Classifying people is almost always an act of objective violence. Let's try an exercise. You probably fancy yourself as a member of the middle class. Most people prefer to consider themselves middle-class, because upper-class aspirations seem arrogant and overweening while lower-class aspirations don't exist. On the other hand, it is often said that the middle class is rapidly disappearing. The parents might still fancy themselves middle-class, but their underemployed basement-dwelling adult children have scant hope of keeping up the appearances. Now, let's follow this trend to its obvious conclusion. The middle class is gone; what are you now? Let's introduce some categories: we have nobs (filthy rich bastards), proles (who have a job serving the nobs) and bums (who don't have such a job). Which one are you? Do you feel slightly offended at being classified in such a manner? Well, you should be. Classifying people is an offensive thing to do.
But this sort of thing goes on all the time, and English-speakers seem particularly susceptible to it. English, with its definite and indefinite articles, which, unlike other languages, convey semantic rather than grammatical distinctions, makes it a grammatical requirement to classify things. In Chinese or Russian, you can only say the equivalent of “president of bank”; in German you can say ”Bank-Präsident”; while in English you might say “a president of the bank” or “the president of a bank”, in each case picking out one or more members out of one or more classes. It is commonly believed that different languages do not set limits on what thoughts their speakers can entertain, but they certainly do set limits on what thoughts their speakers can refuse to entertain, and English-speakers cannot refuse to entertain thoughts about the class membership of the objects they wish to discuss. I believe that this may help explain the appalling level of objective violence and the horrific level of social stratification and inequality that can be observed in most English-speaking societies.

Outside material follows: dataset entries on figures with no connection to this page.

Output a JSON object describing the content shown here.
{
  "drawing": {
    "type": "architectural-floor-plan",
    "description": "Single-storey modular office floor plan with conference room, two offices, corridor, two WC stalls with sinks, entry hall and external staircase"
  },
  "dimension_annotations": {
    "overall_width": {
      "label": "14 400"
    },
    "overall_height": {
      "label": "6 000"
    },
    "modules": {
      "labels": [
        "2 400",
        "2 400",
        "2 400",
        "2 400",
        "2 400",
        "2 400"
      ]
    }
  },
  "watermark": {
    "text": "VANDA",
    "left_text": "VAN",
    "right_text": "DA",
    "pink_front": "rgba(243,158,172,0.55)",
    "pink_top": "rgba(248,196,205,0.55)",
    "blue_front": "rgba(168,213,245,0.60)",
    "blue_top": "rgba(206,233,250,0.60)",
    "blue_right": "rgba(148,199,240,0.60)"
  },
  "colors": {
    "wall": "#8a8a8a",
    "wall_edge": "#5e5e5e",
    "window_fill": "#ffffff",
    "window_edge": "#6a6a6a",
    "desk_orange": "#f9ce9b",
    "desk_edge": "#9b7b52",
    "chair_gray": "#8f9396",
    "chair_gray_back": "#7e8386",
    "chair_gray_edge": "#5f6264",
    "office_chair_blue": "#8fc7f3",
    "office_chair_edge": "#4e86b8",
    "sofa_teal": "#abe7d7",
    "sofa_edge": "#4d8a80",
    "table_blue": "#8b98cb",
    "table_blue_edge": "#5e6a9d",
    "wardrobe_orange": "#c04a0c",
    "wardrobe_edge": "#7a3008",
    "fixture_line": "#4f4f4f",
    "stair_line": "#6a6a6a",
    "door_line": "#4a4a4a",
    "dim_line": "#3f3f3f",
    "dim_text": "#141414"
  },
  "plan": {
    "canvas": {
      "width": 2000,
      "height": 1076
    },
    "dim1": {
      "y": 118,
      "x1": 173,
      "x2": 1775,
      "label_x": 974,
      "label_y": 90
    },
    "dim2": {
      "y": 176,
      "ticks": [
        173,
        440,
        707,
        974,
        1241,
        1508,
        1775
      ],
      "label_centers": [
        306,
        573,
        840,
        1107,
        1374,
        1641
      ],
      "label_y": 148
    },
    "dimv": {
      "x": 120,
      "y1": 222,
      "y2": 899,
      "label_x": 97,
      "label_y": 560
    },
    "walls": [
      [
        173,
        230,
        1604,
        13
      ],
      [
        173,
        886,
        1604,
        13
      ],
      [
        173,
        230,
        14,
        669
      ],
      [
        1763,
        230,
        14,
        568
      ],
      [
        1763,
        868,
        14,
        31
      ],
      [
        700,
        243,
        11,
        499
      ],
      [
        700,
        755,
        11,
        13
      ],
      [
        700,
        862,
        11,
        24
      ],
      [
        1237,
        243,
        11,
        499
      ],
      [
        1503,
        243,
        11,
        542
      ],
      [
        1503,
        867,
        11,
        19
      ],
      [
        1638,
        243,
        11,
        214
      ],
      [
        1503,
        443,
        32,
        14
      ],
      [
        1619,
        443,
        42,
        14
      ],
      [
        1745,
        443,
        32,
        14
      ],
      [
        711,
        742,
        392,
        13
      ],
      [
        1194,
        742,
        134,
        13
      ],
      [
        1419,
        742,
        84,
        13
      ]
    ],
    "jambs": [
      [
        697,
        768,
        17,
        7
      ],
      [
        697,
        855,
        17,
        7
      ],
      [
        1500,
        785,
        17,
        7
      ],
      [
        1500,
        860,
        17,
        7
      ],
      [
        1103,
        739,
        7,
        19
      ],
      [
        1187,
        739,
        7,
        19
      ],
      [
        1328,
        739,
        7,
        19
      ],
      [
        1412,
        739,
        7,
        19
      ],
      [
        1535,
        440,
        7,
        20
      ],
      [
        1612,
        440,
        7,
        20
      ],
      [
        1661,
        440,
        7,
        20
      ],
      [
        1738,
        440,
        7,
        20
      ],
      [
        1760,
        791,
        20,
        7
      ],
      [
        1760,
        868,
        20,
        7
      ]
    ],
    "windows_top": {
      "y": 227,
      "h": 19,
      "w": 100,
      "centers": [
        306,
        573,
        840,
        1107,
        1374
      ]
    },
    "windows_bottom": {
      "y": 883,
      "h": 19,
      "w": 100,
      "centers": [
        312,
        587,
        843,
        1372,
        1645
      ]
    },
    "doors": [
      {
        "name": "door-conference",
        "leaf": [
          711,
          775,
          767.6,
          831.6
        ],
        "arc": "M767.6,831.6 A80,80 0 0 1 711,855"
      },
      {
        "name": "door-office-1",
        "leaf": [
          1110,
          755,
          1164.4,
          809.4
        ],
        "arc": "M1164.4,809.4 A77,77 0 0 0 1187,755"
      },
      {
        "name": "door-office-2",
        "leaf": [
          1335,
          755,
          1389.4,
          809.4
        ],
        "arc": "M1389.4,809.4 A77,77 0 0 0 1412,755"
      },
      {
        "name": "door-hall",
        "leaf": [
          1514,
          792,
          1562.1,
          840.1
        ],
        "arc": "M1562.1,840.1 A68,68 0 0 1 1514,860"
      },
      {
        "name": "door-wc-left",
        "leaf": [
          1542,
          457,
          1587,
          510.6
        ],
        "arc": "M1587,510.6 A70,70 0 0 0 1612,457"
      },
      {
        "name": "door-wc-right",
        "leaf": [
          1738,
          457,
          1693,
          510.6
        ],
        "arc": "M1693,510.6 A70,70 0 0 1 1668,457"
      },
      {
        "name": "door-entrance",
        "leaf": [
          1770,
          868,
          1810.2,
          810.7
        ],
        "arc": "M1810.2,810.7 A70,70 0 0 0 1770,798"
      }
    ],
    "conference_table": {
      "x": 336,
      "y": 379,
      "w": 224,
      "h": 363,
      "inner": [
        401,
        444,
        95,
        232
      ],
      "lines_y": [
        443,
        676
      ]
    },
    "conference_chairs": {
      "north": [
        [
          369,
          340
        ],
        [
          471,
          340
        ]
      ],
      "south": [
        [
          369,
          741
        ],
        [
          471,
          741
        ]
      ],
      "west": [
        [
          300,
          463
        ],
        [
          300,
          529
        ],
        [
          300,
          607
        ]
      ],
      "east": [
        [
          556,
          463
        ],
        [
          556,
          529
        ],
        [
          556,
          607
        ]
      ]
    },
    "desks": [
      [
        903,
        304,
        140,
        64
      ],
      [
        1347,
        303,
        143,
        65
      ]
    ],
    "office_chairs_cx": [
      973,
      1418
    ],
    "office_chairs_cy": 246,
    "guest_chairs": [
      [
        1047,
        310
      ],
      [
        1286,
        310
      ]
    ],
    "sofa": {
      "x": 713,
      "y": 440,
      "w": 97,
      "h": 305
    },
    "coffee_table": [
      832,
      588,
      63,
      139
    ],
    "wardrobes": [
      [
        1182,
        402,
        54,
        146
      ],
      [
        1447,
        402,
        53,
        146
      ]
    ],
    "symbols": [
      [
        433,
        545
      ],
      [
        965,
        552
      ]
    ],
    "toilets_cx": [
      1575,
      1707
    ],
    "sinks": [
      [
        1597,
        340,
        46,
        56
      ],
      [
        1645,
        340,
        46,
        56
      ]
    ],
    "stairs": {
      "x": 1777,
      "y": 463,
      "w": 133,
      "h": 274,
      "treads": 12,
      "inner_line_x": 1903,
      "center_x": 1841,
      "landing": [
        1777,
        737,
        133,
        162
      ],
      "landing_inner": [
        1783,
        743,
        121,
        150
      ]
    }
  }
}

And so I am quite happy that Albert's plot produced such great discomfort; maybe there is some hope for us English-victims after all... I certainly have resented the classification “Orlov is a collapsitarian” (whatever that means) with which some fool writing for Mother Jones once tried to pin me down. I defy efforts to classify me. I suppose this puts me somewhere on the defiance spectrum, but I can't tell you how high or I'd be openly defiant, i.e., I'd be a fool. Maybe you can do even better. This is one parameter in which some one-upmanship might be called for. How defiant are you?